En quoi consiste le projet de réforme constitutionnelle du président Deby ?

Mahamat Alhabo : Depuis le lancement de la campagne présidentielle de 2016, Déby avait annoncé la couleur ; il voulait changer la constitution pour s’éterniser et mourir au pouvoir. Il avait déjà lancé l’idée de changement de la forme de l’État, c’est-à-dire passer d’un État unitaire décentralisé vers un État fédéral et cela nécessitait naturellement un changement de Constitution. Mais derrière ce projet de changement de forme de l’État, ce qui l’intéressait avant tout, c’est comment obtenir deux nouveaux mandats de sept ans, quatorze ans donc pour s’éterniser au pouvoir. C’est comme ça qu’après les élections, Déby a invité les différents opposants à un forum sur les réformes institutionnelles. Lors de cette rencontre, nous lui avons expliqué qu’aujourd’hui, le Tchad et les Tchadiens ont d’autres soucis : le Tchad traverse des crises graves qui sont le résultat de sa mal-gouvernance. Nous vivons une crise financière gravissime qui elle même a engendré une crise économique grave, parce que beaucoup d’entreprises et d’hommes d’affaire tchadiens sont tombés en faillite. Et cette crise économique et financière a induit une crise sociale : les salaires ne sont pas payés, les hôpitaux n’offrent plus les services minimums, les écoles sont à l’abandon. On peut ajouter à tout ça une crise politique puisque Déby a fait un coup d’État électoral pour rester au pouvoir. À l’illégalité et à l’illégitimité du pouvoir exécutif se sont ajoutées l’illégalité et l’illégitimité du pouvoir législatif car le mandat de nos députés a pris fin en juin 2015 et aujourd’hui, nous sommes en 2018, et les députés sont toujours les mêmes. Il y a un mois, même les mandats des conseillers municipaux sont arrivés à terme et, par un décret, ils ont été prolongés. Nous avons donc partout des pouvoirs illégaux et illégitimes qui ne respectent pas la Constitution. Ce que nous avons dit au président, c’est que l’urgence était de régler toutes ces crises gravissimes qui impactent négativement la vie de la population. Les réformes institutionnelles ne sont pas l’urgence du moment.
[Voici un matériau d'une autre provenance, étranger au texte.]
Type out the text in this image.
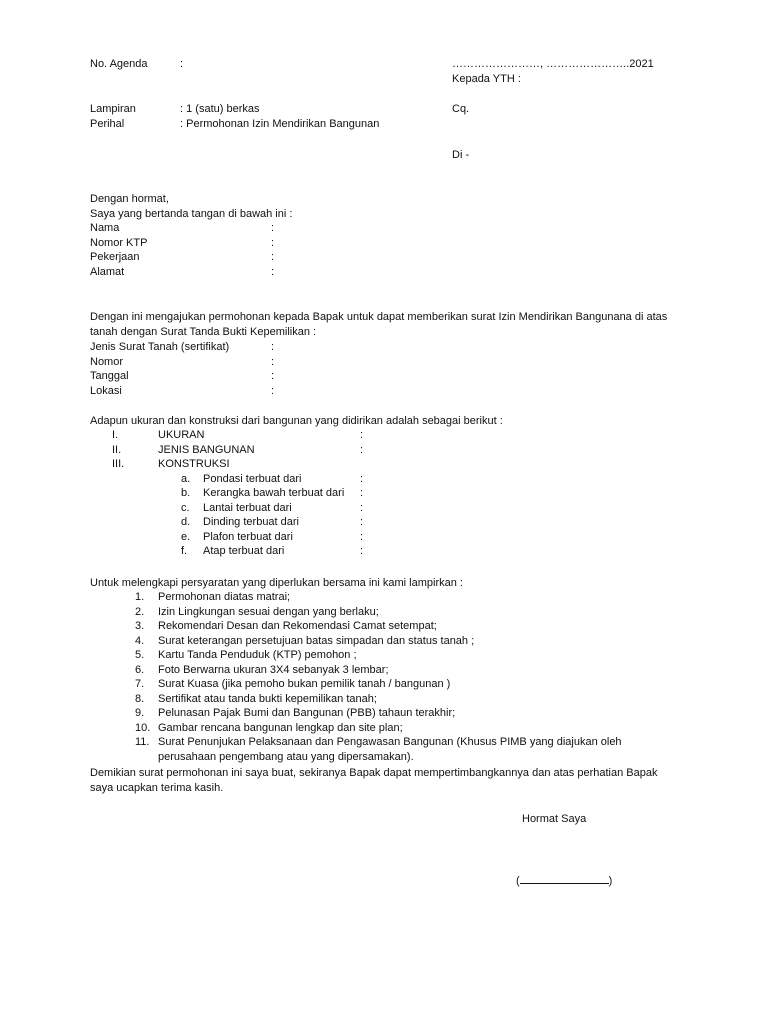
No. Agenda	:	……………………, …………………..2021
Kepada YTH :
Lampiran	: 1 (satu) berkas	Cq.
Perihal	: Permohonan Izin Mendirikan Bangunan
Di -
Dengan hormat,
Saya yang bertanda tangan di bawah ini :
Nama	:
Nomor KTP	:
Pekerjaan	:
Alamat	:
Dengan ini mengajukan permohonan kepada Bapak untuk dapat memberikan surat Izin Mendirikan Bangunana di atas tanah dengan Surat Tanda Bukti Kepemilikan :
Jenis Surat Tanah (sertifikat)	:
Nomor	:
Tanggal	:
Lokasi	:
Adapun ukuran dan konstruksi dari bangunan yang didirikan adalah sebagai berikut :
I.	UKURAN	:
II.	JENIS BANGUNAN	:
III.	KONSTRUKSI
a. Pondasi terbuat dari	:
b. Kerangka bawah terbuat dari :
c. Lantai terbuat dari	:
d. Dinding terbuat dari	:
e. Plafon terbuat dari	:
f. Atap terbuat dari	:
Untuk melengkapi persyaratan yang diperlukan bersama ini kami lampirkan :
1. Permohonan diatas matrai;
2. Izin Lingkungan sesuai dengan yang berlaku;
3. Rekomendari Desan dan Rekomendasi Camat setempat;
4. Surat keterangan persetujuan batas simpadan dan status tanah ;
5. Kartu Tanda Penduduk (KTP) pemohon ;
6. Foto Berwarna ukuran 3X4 sebanyak 3 lembar;
7. Surat Kuasa (jika pemoho bukan pemilik tanah / bangunan )
8. Sertifikat atau tanda bukti kepemilikan tanah;
9. Pelunasan Pajak Bumi dan Bangunan (PBB) tahaun terakhir;
10. Gambar rencana bangunan lengkap dan site plan;
11. Surat Penunjukan Pelaksanaan dan Pengawasan Bangunan (Khusus PIMB yang diajukan oleh
perusahaan pengembang atau yang dipersamakan).
Demikian surat permohonan ini saya buat, sekiranya Bapak dapat mempertimbangkannya dan atas perhatian Bapak saya ucapkan terima kasih.
Hormat Saya
(	)
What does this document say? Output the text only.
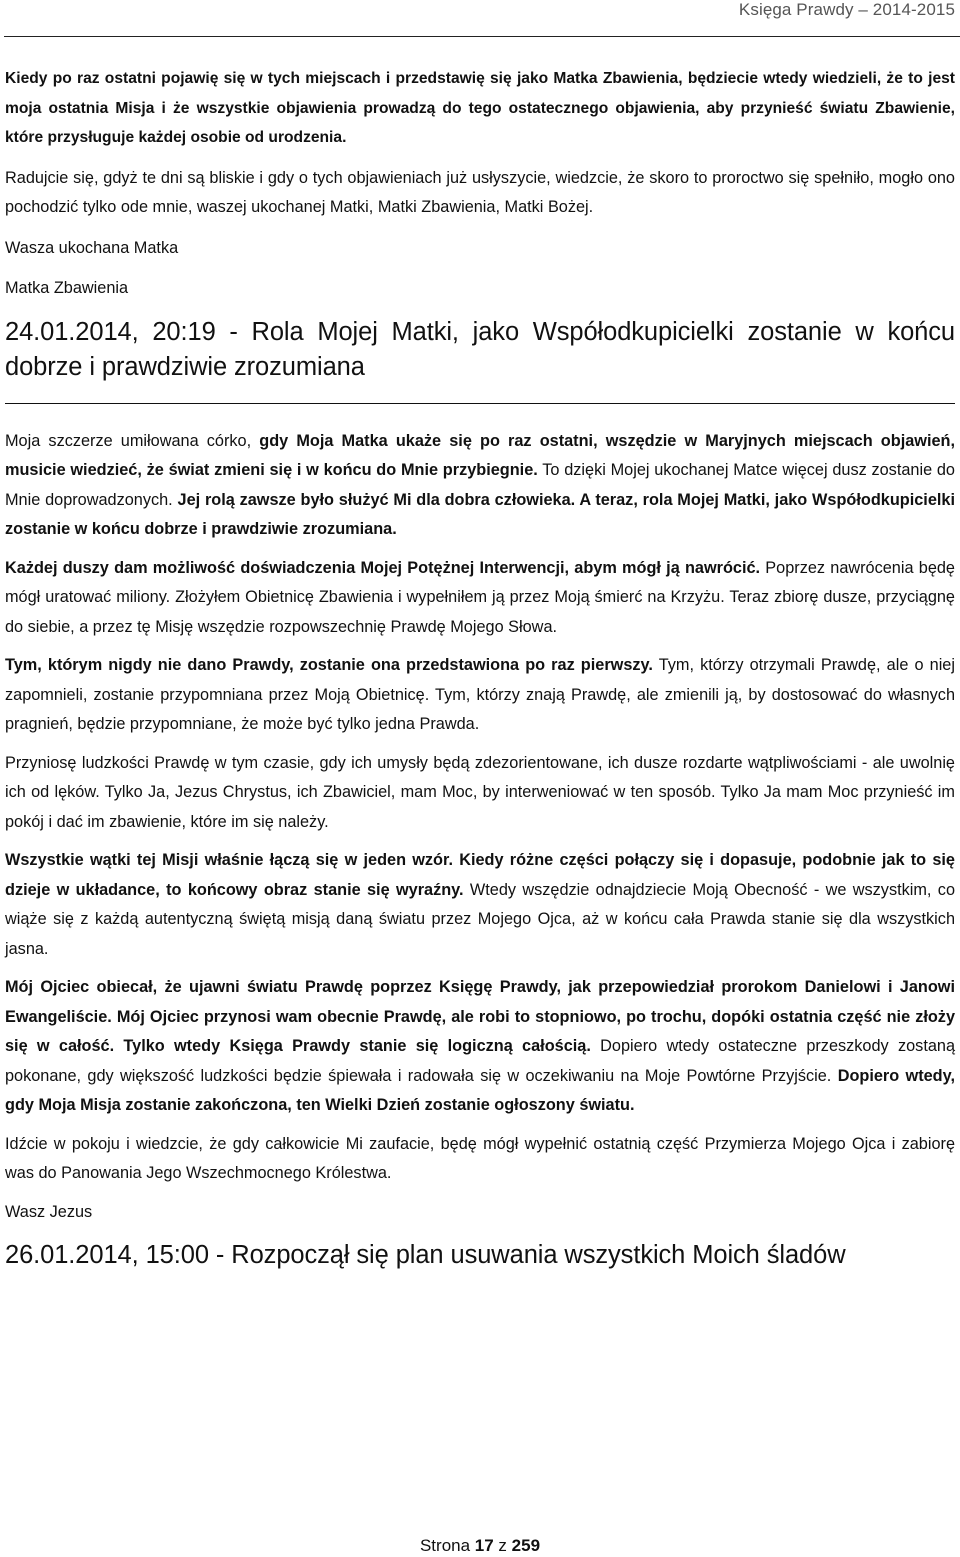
Księga Prawdy – 2014-2015

Kiedy po raz ostatni pojawię się w tych miejscach i przedstawię się jako Matka Zbawienia, będziecie wtedy wiedzieli, że to jest moja ostatnia Misja i że wszystkie objawienia prowadzą do tego ostatecznego objawienia, aby przynieść światu Zbawienie, które przysługuje każdej osobie od urodzenia.

Radujcie się, gdyż te dni są bliskie i gdy o tych objawieniach już usłyszycie, wiedzcie, że skoro to proroctwo się spełniło, mogło ono pochodzić tylko ode mnie, waszej ukochanej Matki, Matki Zbawienia, Matki Bożej.

Wasza ukochana Matka

Matka Zbawienia

24.01.2014, 20:19 - Rola Mojej Matki, jako Współodkupicielki zostanie w końcu dobrze i prawdziwie zrozumiana

Moja szczerze umiłowana córko, gdy Moja Matka ukaże się po raz ostatni, wszędzie w Maryjnych miejscach objawień, musicie wiedzieć, że świat zmieni się i w końcu do Mnie przybiegnie. To dzięki Mojej ukochanej Matce więcej dusz zostanie do Mnie doprowadzonych. Jej rolą zawsze było służyć Mi dla dobra człowieka. A teraz, rola Mojej Matki, jako Współodkupicielki zostanie w końcu dobrze i prawdziwie zrozumiana.

Każdej duszy dam możliwość doświadczenia Mojej Potężnej Interwencji, abym mógł ją nawrócić. Poprzez nawrócenia będę mógł uratować miliony. Złożyłem Obietnicę Zbawienia i wypełniłem ją przez Moją śmierć na Krzyżu. Teraz zbiorę dusze, przyciągnę do siebie, a przez tę Misję wszędzie rozpowszechnię Prawdę Mojego Słowa.

Tym, którym nigdy nie dano Prawdy, zostanie ona przedstawiona po raz pierwszy. Tym, którzy otrzymali Prawdę, ale o niej zapomnieli, zostanie przypomniana przez Moją Obietnicę. Tym, którzy znają Prawdę, ale zmienili ją, by dostosować do własnych pragnień, będzie przypomniane, że może być tylko jedna Prawda.

Przyniosę ludzkości Prawdę w tym czasie, gdy ich umysły będą zdezorientowane, ich dusze rozdarte wątpliwościami - ale uwolnię ich od lęków. Tylko Ja, Jezus Chrystus, ich Zbawiciel, mam Moc, by interweniować w ten sposób. Tylko Ja mam Moc przynieść im pokój i dać im zbawienie, które im się należy.

Wszystkie wątki tej Misji właśnie łączą się w jeden wzór. Kiedy różne części połączy się i dopasuje, podobnie jak to się dzieje w układance, to końcowy obraz stanie się wyraźny. Wtedy wszędzie odnajdziecie Moją Obecność - we wszystkim, co wiąże się z każdą autentyczną świętą misją daną światu przez Mojego Ojca, aż w końcu cała Prawda stanie się dla wszystkich jasna.

Mój Ojciec obiecał, że ujawni światu Prawdę poprzez Księgę Prawdy, jak przepowiedział prorokom Danielowi i Janowi Ewangeliście. Mój Ojciec przynosi wam obecnie Prawdę, ale robi to stopniowo, po trochu, dopóki ostatnia część nie złoży się w całość. Tylko wtedy Księga Prawdy stanie się logiczną całością. Dopiero wtedy ostateczne przeszkody zostaną pokonane, gdy większość ludzkości będzie śpiewała i radowała się w oczekiwaniu na Moje Powtórne Przyjście. Dopiero wtedy, gdy Moja Misja zostanie zakończona, ten Wielki Dzień zostanie ogłoszony światu.

Idźcie w pokoju i wiedzcie, że gdy całkowicie Mi zaufacie, będę mógł wypełnić ostatnią część Przymierza Mojego Ojca i zabiorę was do Panowania Jego Wszechmocnego Królestwa.

Wasz Jezus

26.01.2014, 15:00 - Rozpoczął się plan usuwania wszystkich Moich śladów
Strona 17 z 259
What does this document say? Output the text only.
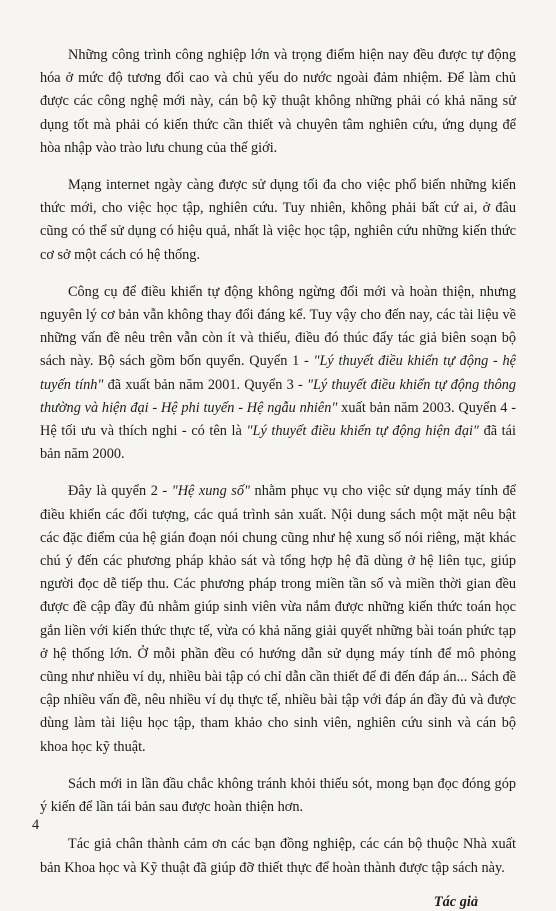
Những công trình công nghiệp lớn và trọng điểm hiện nay đều được tự động hóa ở mức độ tương đối cao và chủ yếu do nước ngoài đảm nhiệm. Để làm chủ được các công nghệ mới này, cán bộ kỹ thuật không những phải có khả năng sử dụng tốt mà phải có kiến thức cần thiết và chuyên tâm nghiên cứu, ứng dụng để hòa nhập vào trào lưu chung của thế giới.

Mạng internet ngày càng được sử dụng tối đa cho việc phổ biến những kiến thức mới, cho việc học tập, nghiên cứu. Tuy nhiên, không phải bất cứ ai, ở đâu cũng có thể sử dụng có hiệu quả, nhất là việc học tập, nghiên cứu những kiến thức cơ sở một cách có hệ thống.

Công cụ để điều khiển tự động không ngừng đổi mới và hoàn thiện, nhưng nguyên lý cơ bản vẫn không thay đổi đáng kể. Tuy vậy cho đến nay, các tài liệu về những vấn đề nêu trên vẫn còn ít và thiếu, điều đó thúc đẩy tác giả biên soạn bộ sách này. Bộ sách gồm bốn quyển. Quyển 1 - "Lý thuyết điều khiển tự động - hệ tuyến tính" đã xuất bản năm 2001. Quyển 3 - "Lý thuyết điều khiển tự động thông thường và hiện đại - Hệ phi tuyến - Hệ ngẫu nhiên" xuất bản năm 2003. Quyển 4 - Hệ tối ưu và thích nghi - có tên là "Lý thuyết điều khiển tự động hiện đại" đã tái bản năm 2000.

Đây là quyển 2 - "Hệ xung số" nhằm phục vụ cho việc sử dụng máy tính để điều khiển các đối tượng, các quá trình sản xuất. Nội dung sách một mặt nêu bật các đặc điểm của hệ gián đoạn nói chung cũng như hệ xung số nói riêng, mặt khác chú ý đến các phương pháp khảo sát và tổng hợp hệ đã dùng ở hệ liên tục, giúp người đọc dễ tiếp thu. Các phương pháp trong miền tần số và miền thời gian đều được đề cập đầy đủ nhằm giúp sinh viên vừa nắm được những kiến thức toán học gắn liền với kiến thức thực tế, vừa có khả năng giải quyết những bài toán phức tạp ở hệ thống lớn. Ở mỗi phần đều có hướng dẫn sử dụng máy tính để mô phỏng cũng như nhiều ví dụ, nhiều bài tập có chỉ dẫn cần thiết để đi đến đáp án... Sách đề cập nhiều vấn đề, nêu nhiều ví dụ thực tế, nhiều bài tập với đáp án đầy đủ và được dùng làm tài liệu học tập, tham khảo cho sinh viên, nghiên cứu sinh và cán bộ khoa học kỹ thuật.

Sách mới in lần đầu chắc không tránh khỏi thiếu sót, mong bạn đọc đóng góp ý kiến để lần tái bản sau được hoàn thiện hơn.

Tác giả chân thành cảm ơn các bạn đồng nghiệp, các cán bộ thuộc Nhà xuất bản Khoa học và Kỹ thuật đã giúp đỡ thiết thực để hoàn thành được tập sách này.

Tác giả
4
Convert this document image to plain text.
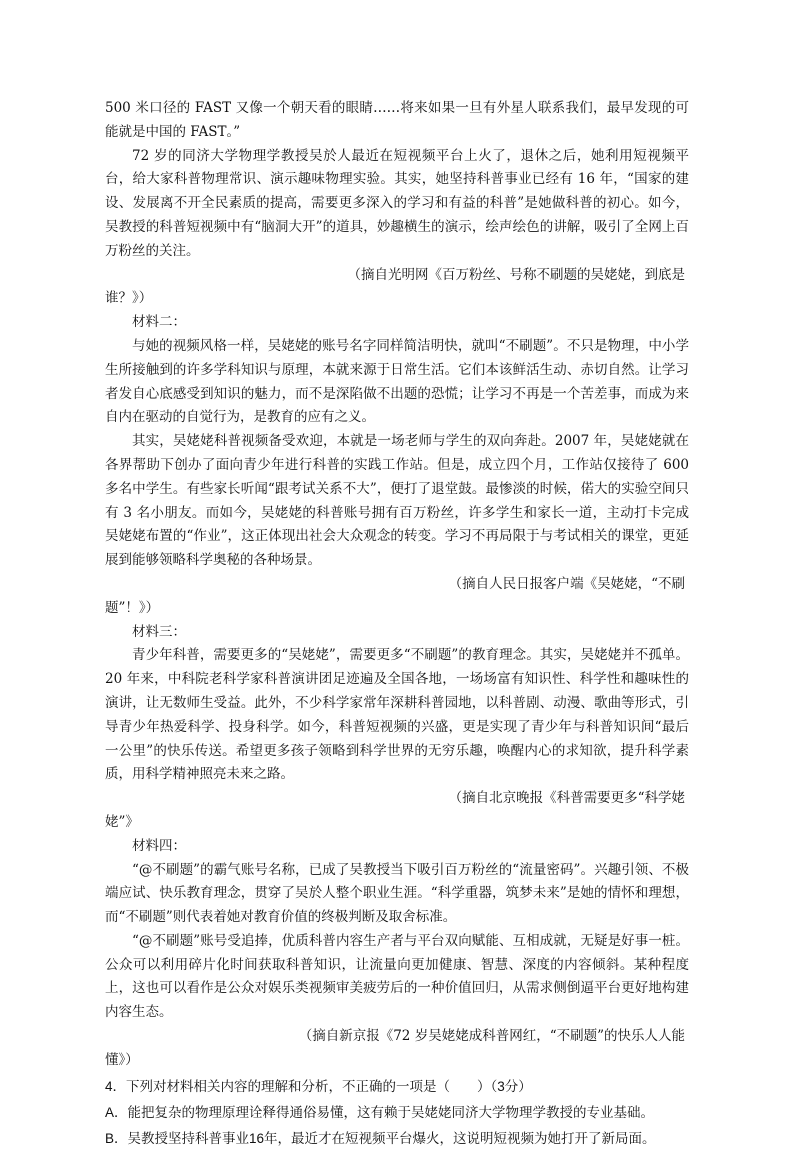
500 米口径的 FAST 又像一个朝天看的眼睛……将来如果一旦有外星人联系我们，最早发现的可能就是中国的 FAST。”

72 岁的同济大学物理学教授吴於人最近在短视频平台上火了，退休之后，她利用短视频平台，给大家科普物理常识、演示趣味物理实验。其实，她坚持科普事业已经有 16 年，“国家的建设、发展离不开全民素质的提高，需要更多深入的学习和有益的科普”是她做科普的初心。如今，吴教授的科普短视频中有“脑洞大开”的道具，妙趣横生的演示，绘声绘色的讲解，吸引了全网上百万粉丝的关注。

（摘自光明网《百万粉丝、号称不刷题的吴姥姥，到底是

谁？》）

材料二：

与她的视频风格一样，吴姥姥的账号名字同样简洁明快，就叫“不刷题”。不只是物理，中小学生所接触到的许多学科知识与原理，本就来源于日常生活。它们本该鲜活生动、赤切自然。让学习者发自心底感受到知识的魅力，而不是深陷做不出题的恐慌；让学习不再是一个苦差事，而成为来自内在驱动的自觉行为，是教育的应有之义。

其实，吴姥姥科普视频备受欢迎，本就是一场老师与学生的双向奔赴。2007 年，吴姥姥就在各界帮助下创办了面向青少年进行科普的实践工作站。但是，成立四个月，工作站仅接待了 600 多名中学生。有些家长听闻“跟考试关系不大”，便打了退堂鼓。最惨淡的时候，偌大的实验空间只有 3 名小朋友。而如今，吴姥姥的科普账号拥有百万粉丝，许多学生和家长一道，主动打卡完成吴姥姥布置的“作业”，这正体现出社会大众观念的转变。学习不再局限于与考试相关的课堂，更延展到能够领略科学奥秘的各种场景。

（摘自人民日报客户端《吴姥姥，“不刷

题”！》）

材料三：

青少年科普，需要更多的“吴姥姥”，需要更多“不刷题”的教育理念。其实，吴姥姥并不孤单。20 年来，中科院老科学家科普演讲团足迹遍及全国各地，一场场富有知识性、科学性和趣味性的演讲，让无数师生受益。此外，不少科学家常年深耕科普园地，以科普剧、动漫、歌曲等形式，引导青少年热爱科学、投身科学。如今，科普短视频的兴盛，更是实现了青少年与科普知识间“最后一公里”的快乐传送。希望更多孩子领略到科学世界的无穷乐趣，唤醒内心的求知欲，提升科学素质，用科学精神照亮未来之路。

（摘自北京晚报《科普需要更多“科学姥

姥”》

材料四：

“@不刷题”的霸气账号名称，已成了吴教授当下吸引百万粉丝的“流量密码”。兴趣引领、不极端应试、快乐教育理念，贯穿了吴於人整个职业生涯。“科学重器，筑梦未来”是她的情怀和理想，而“不刷题”则代表着她对教育价值的终极判断及取舍标准。

“@不刷题”账号受追捧，优质科普内容生产者与平台双向赋能、互相成就，无疑是好事一桩。公众可以利用碎片化时间获取科普知识，让流量向更加健康、智慧、深度的内容倾斜。某种程度上，这也可以看作是公众对娱乐类视频审美疲劳后的一种价值回归，从需求侧倒逼平台更好地构建内容生态。

（摘自新京报《72 岁吴姥姥成科普网红，“不刷题”的快乐人人能

懂》）

4．下列对材料相关内容的理解和分析，不正确的一项是（　　）（3分）

A．能把复杂的物理原理诠释得通俗易懂，这有赖于吴姥姥同济大学物理学教授的专业基础。

B．吴教授坚持科普事业16年，最近才在短视频平台爆火，这说明短视频为她打开了新局面。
Il n’a pas voulu écouter et nous avons dit à M. Déby que nous ne participerons pas à un tel forum dont l’objectif caché est tout simplement de prolonger le mandat du président. Le président a donc invité ses amis, dans une sorte de congrès du MPS avec leurs sympathisants mais ils sont allés au-delà même du rêve de Déby : non seulement ils ont donné deux mandats supplémentaires à Déby et ils ont supprimé toutes les institutions pour laisser Déby seul à la barque. Ils en ont fait un monarque absolu entre les mains duquel ont été confiés tous les pouvoirs : il n’y aura pas de Premier ministre. Déby sera donc président de la république, chef de l’État, chef du gouvernement, chef suprême des armées, président du Conseil suprême de la magistrature, général des corps d’armées, patron de l’ANS (Agence nationale de sécurité, c’est-à-dire la police politique qui traque les opposants). Il est aussi sultan de son bled, ainsi de suite. Nous avons par le passé le conseil de contrôle des ressources pétrolières. Mais même cette institution a été supprimée donc Déby devient le chancelier de l’Échiquier : même les ressources financières seront entre ses mains. Tout le monde sait que Déby, c’est un grand mauvais gestionnaire, il a conduit à la banqueroute. Aujourd’hui, le Tchad n’est même pas capable d’assumer les fonctions régaliennes, c’est-à-dire d’assurer les services de santé, l’éducation, le salaire du personnel… Il a dilapidé toutes ces ressources-là.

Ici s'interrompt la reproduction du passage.